Bizim Kulp vardı, Emrah’ın yeri (Bedük ile davul çalıyor) orada kabine de geçiyordum, biraz içtikten sonra bara geçip saçma sapan kokteyller hazırlayıp shot’lar da sunuyordum. Onun dışında çok böyle “Bir yere giderim şurada hep kahve içerim” filan bana çok dünyevi geliyor. Tamam modadır, mekandır filan önemli ve güzel şeyler ama o kadar. Bir yere gidiyorsam canlı müzik dinlemek için giderim. Onun dışında beni bir yere götürürler filan mesela müzik çalıyordur, insanları izlerken kafamda müziği kapatıp bakarım deli gibi gözüküyor millet. Sanki bir set hazırlanmış ve insanlar deli gibi gözüküyor. Kendine kurduğun evde, dünyada arkadaşlarınla ya da ailenle takılmak daha gerçekçi geliyor bana. Ama canlı müzik dinlemeye gitmeyi başka tutuyorum.
Peki Bedük ne dinliyor bu aralar?
O kadar çok şey dinliyorum ki… İndie şeyler hoşuma gidiyor. Albümü yaparken çok fazla Norah Jones dinledim. Amy Winehouse dinledim. Plağa sardım bu aralar. Bir sürü 70’ler plağı var bende onları dinledim.
Neler izliyorsun?
House of Cards’ın yeni sezonunu bekliyorum. Vikings izliyorum. Mesela hiçbir zaman Star Wars olayım olmadı. Benim için sadece bir film. Lost’u da hiç sevemedim mesela.

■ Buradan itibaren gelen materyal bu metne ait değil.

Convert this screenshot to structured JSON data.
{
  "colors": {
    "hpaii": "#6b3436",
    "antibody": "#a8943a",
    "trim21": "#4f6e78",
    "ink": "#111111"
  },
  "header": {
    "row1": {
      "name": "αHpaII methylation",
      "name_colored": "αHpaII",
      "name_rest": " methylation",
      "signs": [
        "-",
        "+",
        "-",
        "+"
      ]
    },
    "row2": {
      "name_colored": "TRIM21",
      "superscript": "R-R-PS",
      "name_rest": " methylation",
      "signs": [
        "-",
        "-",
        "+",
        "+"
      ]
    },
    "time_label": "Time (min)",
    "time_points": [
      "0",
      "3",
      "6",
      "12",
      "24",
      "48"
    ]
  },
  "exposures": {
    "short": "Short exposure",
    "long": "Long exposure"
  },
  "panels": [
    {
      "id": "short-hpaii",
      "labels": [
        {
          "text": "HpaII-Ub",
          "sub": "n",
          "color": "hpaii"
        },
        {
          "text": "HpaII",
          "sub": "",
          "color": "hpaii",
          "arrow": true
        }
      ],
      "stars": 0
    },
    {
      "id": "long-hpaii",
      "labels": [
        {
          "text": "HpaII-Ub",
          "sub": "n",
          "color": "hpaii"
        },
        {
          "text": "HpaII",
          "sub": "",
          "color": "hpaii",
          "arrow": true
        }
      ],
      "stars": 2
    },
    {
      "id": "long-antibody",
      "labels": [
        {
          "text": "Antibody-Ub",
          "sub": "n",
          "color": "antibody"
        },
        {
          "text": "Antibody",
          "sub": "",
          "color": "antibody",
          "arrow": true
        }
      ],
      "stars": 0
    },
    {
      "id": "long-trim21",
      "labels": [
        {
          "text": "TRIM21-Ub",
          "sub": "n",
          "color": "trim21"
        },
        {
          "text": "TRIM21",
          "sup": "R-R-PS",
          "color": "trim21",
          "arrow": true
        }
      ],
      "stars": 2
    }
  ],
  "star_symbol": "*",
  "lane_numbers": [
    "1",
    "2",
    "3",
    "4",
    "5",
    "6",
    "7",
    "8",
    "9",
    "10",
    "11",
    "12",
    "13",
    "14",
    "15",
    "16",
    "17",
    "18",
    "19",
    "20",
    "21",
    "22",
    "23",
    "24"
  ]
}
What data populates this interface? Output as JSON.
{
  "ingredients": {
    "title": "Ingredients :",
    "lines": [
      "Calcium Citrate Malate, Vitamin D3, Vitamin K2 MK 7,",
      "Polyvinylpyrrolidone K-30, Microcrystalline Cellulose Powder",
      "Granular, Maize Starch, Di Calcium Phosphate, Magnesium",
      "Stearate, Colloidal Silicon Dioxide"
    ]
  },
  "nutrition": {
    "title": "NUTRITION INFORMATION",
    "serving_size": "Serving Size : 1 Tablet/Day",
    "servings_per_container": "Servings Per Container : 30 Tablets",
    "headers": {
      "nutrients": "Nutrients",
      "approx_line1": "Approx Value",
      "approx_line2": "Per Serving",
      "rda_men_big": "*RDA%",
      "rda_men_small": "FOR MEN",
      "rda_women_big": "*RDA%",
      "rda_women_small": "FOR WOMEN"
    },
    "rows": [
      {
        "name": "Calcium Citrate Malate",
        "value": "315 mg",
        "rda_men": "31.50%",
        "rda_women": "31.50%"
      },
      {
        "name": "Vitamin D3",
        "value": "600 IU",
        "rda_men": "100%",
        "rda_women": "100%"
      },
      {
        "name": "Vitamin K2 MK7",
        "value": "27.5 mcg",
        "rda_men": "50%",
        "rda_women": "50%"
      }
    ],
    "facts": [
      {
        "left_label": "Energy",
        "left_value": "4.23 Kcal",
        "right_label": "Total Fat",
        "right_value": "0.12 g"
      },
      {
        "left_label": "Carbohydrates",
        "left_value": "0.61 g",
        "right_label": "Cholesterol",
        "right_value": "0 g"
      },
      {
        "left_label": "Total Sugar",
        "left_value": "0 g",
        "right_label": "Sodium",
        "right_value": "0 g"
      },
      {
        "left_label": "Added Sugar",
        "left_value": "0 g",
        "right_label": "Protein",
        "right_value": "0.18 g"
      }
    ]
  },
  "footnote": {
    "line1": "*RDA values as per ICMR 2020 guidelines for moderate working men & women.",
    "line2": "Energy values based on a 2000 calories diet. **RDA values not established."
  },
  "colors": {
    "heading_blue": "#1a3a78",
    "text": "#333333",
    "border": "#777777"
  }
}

Hayatımın filmi diyebileceğin film nedir mesela?
Saturday Night Fever, Fight Club, The Party
Son olarak seyahat etmeyi sevdiğini de biliyorum. Nerede kendini “işte olmam gereken yerdeyim” diyeceğin şekilde hissediyorsun?
Amerika’da ama New York değil. Cincinnati, Kentucky filan. Ben dört yaşındayken iki yıl orada kaldık. Bir şekilde oranın havası, rengi, kokusu beni çekiyor. İngiltere’de, Hollanda’da öyle olmuyorum. İtalya’ya gittim geçenlerde hiçbir şey ifade etmiyor bana. Ama Orta Amerika’ya doğru gittiğim zaman tüylerim diken diken oluyor. Garip bir şey. Bir de Ankara…
Ben de Ankara’yı hiç sevmem…
Ama o zaman senin kötü geçmiş. Orada arkadaşların olacak. O kasvetin içinde arkadaşlarınla bir yer buluyorsun kendine. O yüzden İstanbul’a taşınan Ankaralılar hep bir komün hayatı yaşar bir-iki sene.